Sosyalizmi ve devrimi öğrenmeye gittiğim bu ülkede, sosyalizmin tam olarak işlediğine emin olamadım. Che Guavera Küba’da başardığı devrimi, tüm latin Amerika’ya yaymak için Küba’daki villasını terkedip Bolivya’ya gerilla olmaya giderken hayal ettiği dünya bu değildi. O bu ütopyaya inandığı için 39 yaşında öldü. Sanırım onun gibi cesur bir yürek, bir daha bulunamadı. Bu yüzden herşey yarım kaldı. Tamam Batista rejiminden kurtuldu bu ülke, ama neden insanlar hala aç?
Evet sokakta evsiz göremezsiniz, ama bazı evlere ev demeye dilim varmıyor. Devlet herkese yiyecek dağıtıyor ancak bunlar genelde pirinç,süt ,ekmek, yumurta, şeker, tuz gibi temel yiyecekler. Ve bunların içinde et yok. Etin bizim ülkeden de pahalı olduğunu öğrendim. Yani büyük bir kesim et yiyemiyor.
Evet insanlar çok mutlu. Sevgi dolu. Sadece sokaklar değil, evlerin içinde de insanlar hep dans ediyor. Ama kime sorsan gitme fırsatı bulduğunda kaçıp kurtulmak istiyor bu ülkeden. Bana kalırsa buzdağının görünmeyen kısmı cazip geliyor onlara.

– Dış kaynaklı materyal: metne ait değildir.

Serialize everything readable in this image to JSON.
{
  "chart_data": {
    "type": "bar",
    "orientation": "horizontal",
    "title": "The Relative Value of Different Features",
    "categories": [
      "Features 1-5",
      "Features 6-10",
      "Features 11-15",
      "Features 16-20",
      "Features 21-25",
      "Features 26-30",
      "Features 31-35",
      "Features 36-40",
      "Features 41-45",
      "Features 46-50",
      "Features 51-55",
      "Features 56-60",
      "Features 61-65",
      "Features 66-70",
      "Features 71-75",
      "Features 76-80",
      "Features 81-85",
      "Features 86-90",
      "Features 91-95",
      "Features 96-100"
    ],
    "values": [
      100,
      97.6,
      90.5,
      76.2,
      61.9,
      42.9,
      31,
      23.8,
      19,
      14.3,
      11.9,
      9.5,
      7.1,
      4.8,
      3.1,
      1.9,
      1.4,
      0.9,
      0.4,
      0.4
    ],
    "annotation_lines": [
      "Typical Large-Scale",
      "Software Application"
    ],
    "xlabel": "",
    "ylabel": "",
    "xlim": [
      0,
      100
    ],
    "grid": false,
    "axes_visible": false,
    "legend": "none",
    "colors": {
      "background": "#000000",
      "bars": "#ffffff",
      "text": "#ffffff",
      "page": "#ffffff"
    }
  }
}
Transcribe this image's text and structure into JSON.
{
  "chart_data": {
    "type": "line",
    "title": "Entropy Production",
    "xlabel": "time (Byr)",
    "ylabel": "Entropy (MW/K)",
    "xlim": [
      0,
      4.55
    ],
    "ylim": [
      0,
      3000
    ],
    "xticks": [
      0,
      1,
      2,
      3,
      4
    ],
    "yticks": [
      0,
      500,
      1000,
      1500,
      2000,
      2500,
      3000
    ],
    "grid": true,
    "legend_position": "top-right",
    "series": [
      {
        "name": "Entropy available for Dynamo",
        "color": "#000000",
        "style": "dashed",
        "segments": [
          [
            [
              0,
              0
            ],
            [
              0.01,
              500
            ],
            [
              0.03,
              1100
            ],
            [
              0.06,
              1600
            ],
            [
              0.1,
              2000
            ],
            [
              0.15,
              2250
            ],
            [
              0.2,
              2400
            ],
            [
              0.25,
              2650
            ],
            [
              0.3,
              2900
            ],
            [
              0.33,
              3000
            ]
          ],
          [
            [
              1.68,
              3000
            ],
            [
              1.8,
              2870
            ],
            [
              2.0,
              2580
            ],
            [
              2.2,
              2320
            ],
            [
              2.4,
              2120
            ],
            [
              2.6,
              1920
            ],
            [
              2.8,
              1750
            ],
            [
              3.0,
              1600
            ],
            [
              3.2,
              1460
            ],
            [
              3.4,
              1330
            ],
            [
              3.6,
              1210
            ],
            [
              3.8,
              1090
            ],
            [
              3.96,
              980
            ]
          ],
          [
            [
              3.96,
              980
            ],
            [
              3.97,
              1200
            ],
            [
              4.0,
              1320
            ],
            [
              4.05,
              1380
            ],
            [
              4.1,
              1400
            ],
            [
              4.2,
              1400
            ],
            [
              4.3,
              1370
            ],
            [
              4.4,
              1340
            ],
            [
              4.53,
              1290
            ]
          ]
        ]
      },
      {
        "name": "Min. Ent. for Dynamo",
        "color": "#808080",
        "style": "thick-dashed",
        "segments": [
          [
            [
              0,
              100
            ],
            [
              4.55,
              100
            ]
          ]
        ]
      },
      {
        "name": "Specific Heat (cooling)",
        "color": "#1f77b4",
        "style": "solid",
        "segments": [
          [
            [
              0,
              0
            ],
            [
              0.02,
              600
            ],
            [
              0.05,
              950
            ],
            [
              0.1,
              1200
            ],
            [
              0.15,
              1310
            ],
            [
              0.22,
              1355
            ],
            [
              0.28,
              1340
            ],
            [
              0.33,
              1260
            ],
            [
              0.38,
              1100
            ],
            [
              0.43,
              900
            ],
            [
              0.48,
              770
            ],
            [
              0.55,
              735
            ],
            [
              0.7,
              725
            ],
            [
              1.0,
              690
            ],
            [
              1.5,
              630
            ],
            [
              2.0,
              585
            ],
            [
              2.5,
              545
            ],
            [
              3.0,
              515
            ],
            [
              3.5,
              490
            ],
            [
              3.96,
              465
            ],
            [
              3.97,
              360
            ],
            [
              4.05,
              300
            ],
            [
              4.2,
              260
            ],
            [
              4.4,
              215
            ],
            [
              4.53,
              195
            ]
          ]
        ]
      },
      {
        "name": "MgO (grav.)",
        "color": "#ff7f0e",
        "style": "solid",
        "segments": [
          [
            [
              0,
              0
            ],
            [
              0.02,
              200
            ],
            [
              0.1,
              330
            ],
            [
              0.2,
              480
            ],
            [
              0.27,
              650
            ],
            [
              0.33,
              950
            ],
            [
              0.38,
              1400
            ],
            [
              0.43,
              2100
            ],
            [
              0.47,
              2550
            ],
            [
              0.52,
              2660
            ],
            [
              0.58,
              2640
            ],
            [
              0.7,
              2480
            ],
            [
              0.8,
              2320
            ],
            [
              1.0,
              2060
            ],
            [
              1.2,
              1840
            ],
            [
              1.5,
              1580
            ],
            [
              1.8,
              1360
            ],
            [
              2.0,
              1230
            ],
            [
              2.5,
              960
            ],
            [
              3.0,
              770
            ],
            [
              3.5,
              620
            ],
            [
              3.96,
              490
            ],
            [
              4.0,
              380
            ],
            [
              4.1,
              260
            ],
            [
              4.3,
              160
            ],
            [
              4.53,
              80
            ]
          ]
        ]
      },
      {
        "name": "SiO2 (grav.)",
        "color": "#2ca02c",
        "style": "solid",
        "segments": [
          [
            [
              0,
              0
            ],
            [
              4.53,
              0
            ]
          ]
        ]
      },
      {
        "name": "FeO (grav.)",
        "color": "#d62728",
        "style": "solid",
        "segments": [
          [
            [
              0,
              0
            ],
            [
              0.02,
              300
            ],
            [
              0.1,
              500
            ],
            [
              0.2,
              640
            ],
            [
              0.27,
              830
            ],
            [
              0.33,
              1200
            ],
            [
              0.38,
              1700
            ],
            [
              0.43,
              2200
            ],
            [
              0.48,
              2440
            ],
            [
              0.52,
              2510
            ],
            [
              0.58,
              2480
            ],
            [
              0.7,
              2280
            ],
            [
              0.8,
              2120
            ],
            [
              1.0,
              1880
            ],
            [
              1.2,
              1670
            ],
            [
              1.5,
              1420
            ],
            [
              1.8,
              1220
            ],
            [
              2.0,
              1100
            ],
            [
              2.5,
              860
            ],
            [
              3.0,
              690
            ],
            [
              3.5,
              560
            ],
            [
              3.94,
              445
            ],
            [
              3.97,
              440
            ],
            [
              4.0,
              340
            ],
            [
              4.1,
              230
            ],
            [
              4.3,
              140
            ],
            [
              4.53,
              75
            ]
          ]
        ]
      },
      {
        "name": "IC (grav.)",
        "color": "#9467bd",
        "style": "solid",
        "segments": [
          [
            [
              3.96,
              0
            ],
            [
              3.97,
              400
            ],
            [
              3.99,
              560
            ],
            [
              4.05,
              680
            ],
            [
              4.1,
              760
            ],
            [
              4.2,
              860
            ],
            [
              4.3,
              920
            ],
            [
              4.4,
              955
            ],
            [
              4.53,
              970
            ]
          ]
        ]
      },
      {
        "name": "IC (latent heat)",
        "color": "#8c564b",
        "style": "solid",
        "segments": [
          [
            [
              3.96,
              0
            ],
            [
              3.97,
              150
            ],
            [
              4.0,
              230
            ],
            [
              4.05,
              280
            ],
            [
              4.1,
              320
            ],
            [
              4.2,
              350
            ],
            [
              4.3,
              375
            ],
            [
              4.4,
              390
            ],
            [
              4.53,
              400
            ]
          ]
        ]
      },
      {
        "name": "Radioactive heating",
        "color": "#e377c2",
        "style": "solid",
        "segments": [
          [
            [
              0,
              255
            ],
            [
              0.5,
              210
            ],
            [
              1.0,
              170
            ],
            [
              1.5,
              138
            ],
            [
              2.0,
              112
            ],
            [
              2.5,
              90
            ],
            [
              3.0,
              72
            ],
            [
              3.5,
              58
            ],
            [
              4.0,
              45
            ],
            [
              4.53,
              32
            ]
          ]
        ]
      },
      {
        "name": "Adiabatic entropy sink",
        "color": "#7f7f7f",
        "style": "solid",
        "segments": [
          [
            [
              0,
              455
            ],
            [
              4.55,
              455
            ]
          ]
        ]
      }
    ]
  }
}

Teknoloji, bilgisayar az kullaıldığından insanlar da çocuklar da daha sosyal, daha yaratıcı. Ama ne zaman bir şeyi öğrenmek istesem hemen internete sorbailme lüksümü kaybettiğimde ilk birkaç gün afallamadım değil.
Şimdi bana sorsanız ben de anlamadım hangi türlüsü daha ideal. Bu sosyalizm gerçekte işliyor mu? İşliyorsa da ömrü doluyor mu ?
Ben de bu unutulmaz seyahatimde bir çok soruma cevap buldum, ama yeni sorularla geri döndüm..
Biz insanlar doğup büyüdüğümüz ülkenin sistemi ile yoğrulup, olgunlaşıyoruz. Bütün kültürümüz, fikirlerimiz, yaşam standardımız, kendi düzenimizin içinde pişiyor. Ama aslında hiçbir şeyin göründüğü gibi olmadığını, kendini tek bir yerde, tek bir fikirde, tek bir yolda sınırlamadığında anlıyor insan. Başkasının yolundan gitmek yerine, kendi yolunu bulmak, kendini keşfetmek tam da buradan geçiyor. Benim başka kültürlere olan merakım, hiç sönmeyecek bir ateş şimdi.